# 1st provisional licence has expired 4 years



## trishka (6 Jul 2005)

Hi Guys,

I have a bit of a problem.  My first provisional licence expired four years ago last May and I was just wondering do I apply for a second provisional licence or go down the road of another first licence.  I have to start driving again for work and i have done lessons etc when I was driving five years ago but just need to get back into the seat again but not sure which licence I should be applying for?  Any advise with be greatly appreciated.  Thanks in advance.


----------



## contemporary (6 Jul 2005)

5 years is the max before you have to  start all over again, you will be applying for a 2nd provo AFAIK


----------



## MonsieurBond (6 Jul 2005)

contemporary said:
			
		

> 5 years is the max before you have to start all over again, you will be applying for a 2nd provo AFAIK


 
According to the :


_If your provisional driving licence expired 5 years ago, then you must undergo a _
_Driver Theory test before a new provisional licence can be issued._

There's no mention of being "back on a 1st licence" or anything like that.

The only restriction I am aware of in this area is that if you pass the test but don't apply for the full licence for over a year (i.e. drive with the pink slip as a licence which is legal) then you have to sit the entire test again!


----------



## CMCR (6 Jul 2005)

Trishka, 

Above advice is correct - provided your 1st provisional licence hasn't expired by 5 or more years ago you will be fine.  Simply apply for a new licence in the normal way, with the appropriate fee and your last licence with your application.  Forms are available from your local Garda station or your local Motor Tax office. 

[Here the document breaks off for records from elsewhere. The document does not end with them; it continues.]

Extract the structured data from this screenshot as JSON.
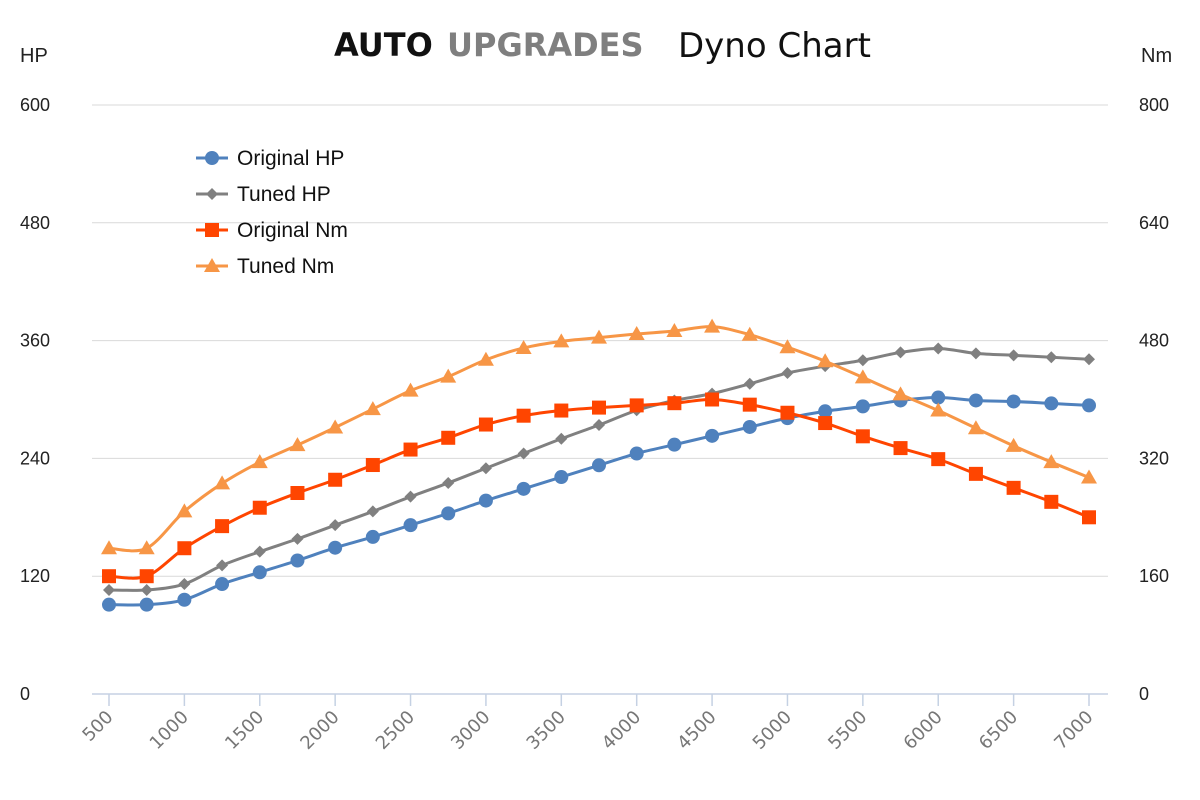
{
  "header": {
    "brand_bold": "AUTO",
    "brand_gray": "UPGRADES",
    "title": "Dyno Chart"
  },
  "chart_data": {
    "type": "line",
    "title": "Dyno Chart",
    "ylabel_left": "HP",
    "ylabel_right": "Nm",
    "ylim_left": [
      0,
      600
    ],
    "ylim_right": [
      0,
      800
    ],
    "yticks_left": [
      "0",
      "120",
      "240",
      "360",
      "480",
      "600"
    ],
    "yticks_right": [
      "0",
      "160",
      "320",
      "480",
      "640",
      "800"
    ],
    "x": [
      500,
      750,
      1000,
      1250,
      1500,
      1750,
      2000,
      2250,
      2500,
      2750,
      3000,
      3250,
      3500,
      3750,
      4000,
      4250,
      4500,
      4750,
      5000,
      5250,
      5500,
      5750,
      6000,
      6250,
      6500,
      6750,
      7000
    ],
    "xticks": [
      "500",
      "1000",
      "1500",
      "2000",
      "2500",
      "3000",
      "3500",
      "4000",
      "4500",
      "5000",
      "5500",
      "6000",
      "6500",
      "7000"
    ],
    "grid": true,
    "legend": "top-left",
    "series": [
      {
        "name": "Original HP",
        "axis": "left",
        "color": "#4f81bd",
        "marker": "circle",
        "values": [
          91,
          91,
          96,
          112,
          124,
          136,
          149,
          160,
          172,
          184,
          197,
          209,
          221,
          233,
          245,
          254,
          263,
          272,
          281,
          288,
          293,
          299,
          302,
          299,
          298,
          296,
          294
        ]
      },
      {
        "name": "Tuned HP",
        "axis": "left",
        "color": "#808080",
        "marker": "diamond",
        "values": [
          106,
          106,
          112,
          131,
          145,
          158,
          172,
          186,
          201,
          215,
          230,
          245,
          260,
          274,
          289,
          299,
          306,
          316,
          327,
          334,
          340,
          348,
          352,
          347,
          345,
          343,
          341
        ]
      },
      {
        "name": "Original Nm",
        "axis": "right",
        "color": "#ff4500",
        "marker": "square",
        "values": [
          160,
          160,
          198,
          228,
          253,
          273,
          291,
          311,
          332,
          348,
          366,
          378,
          385,
          389,
          392,
          395,
          400,
          393,
          382,
          368,
          350,
          334,
          319,
          299,
          280,
          261,
          240
        ]
      },
      {
        "name": "Tuned Nm",
        "axis": "right",
        "color": "#f79646",
        "marker": "triangle",
        "values": [
          198,
          198,
          248,
          286,
          315,
          338,
          362,
          387,
          412,
          431,
          454,
          470,
          479,
          484,
          489,
          493,
          499,
          488,
          471,
          452,
          430,
          407,
          385,
          361,
          337,
          315,
          294
        ]
      }
    ]
  }
}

Provisional drivers whose licences have expired 5 or more years have to complete a Driver Theory Test, before they can obtain another provisional. 

If someone is on their 2nd provisional licence, they must apply for their driving test before a new provisional will be issued.  

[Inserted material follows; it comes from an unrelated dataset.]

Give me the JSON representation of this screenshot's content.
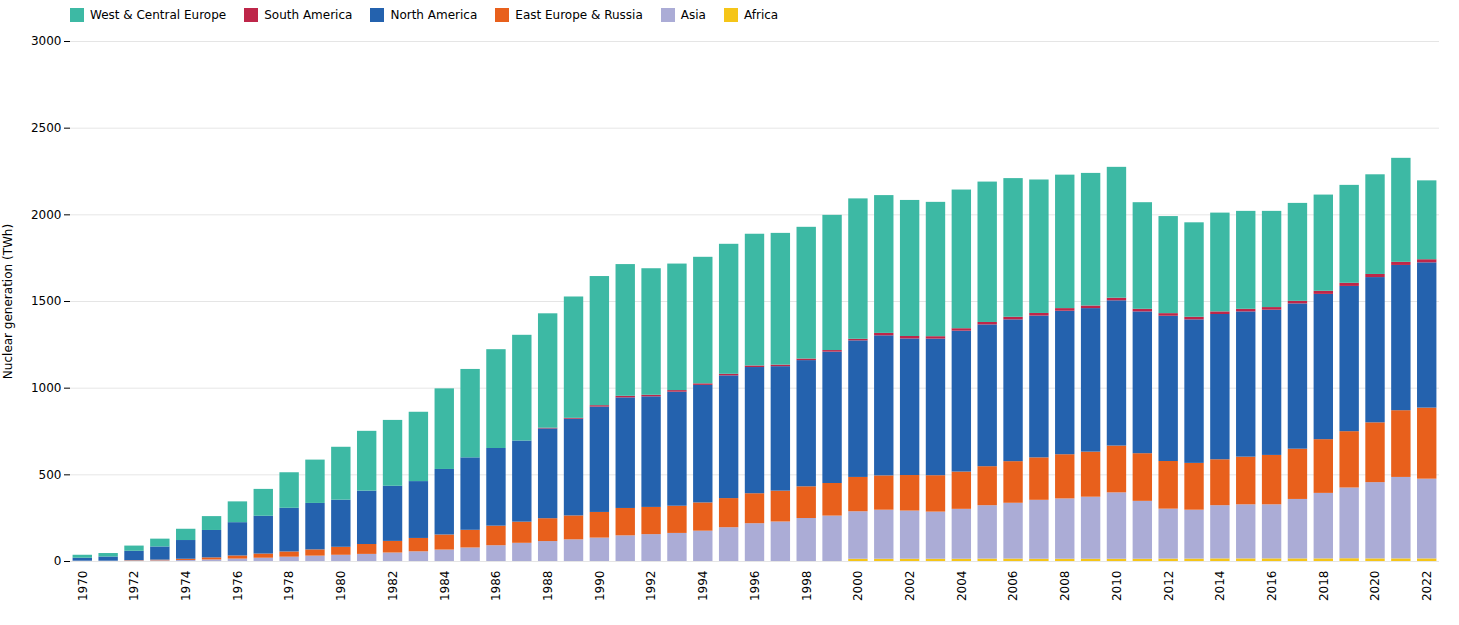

Full licences are issued for varying periods, depending on your age.  For most people with full, 10 year licences, if your licence has lapsed for 10 years you have to do a driver theory test, apply for a provisional and undergo your driving test again. 

On a final note, Car drivers (Cateogry B) are not required to be accompanied by and under the supervision of a person with a current full driving licence to drive, where they are on a 2nd provisional licence.  Further info is available on the Department of Transport website here: http://www.transport.ie/viewitem.asp?id=2970&lang=ENG&loc=1233


----------



## Joe1234 (6 Jul 2005)

What amazes me is that someone on a first provisional licence needs a qualified driver with them and someone on a second provisional licence does not.  I got my first licence a number of years ago, and drove about 2 or 3 times in the 2 years it was valid.  ie although I had no driving experience when I got my second licence, I was still entitled to drive alone.  By the time I got my 3rd licence, I was a lot more confident, and felt ready to drive alone, but because of some bizarre law, it was not allowed!!!  Only drivers on 2nd licences are allowed to drive alone.

MonsieurBond,

AFAIK you have actually 2 years from the date of passing the test to apply for the licence before you have to re-sit the test.  I passed my test on a Monday, on Tuesday I got the photos taken for the licence, left the form in Wednesday and had the licence when Friday's post came.


----------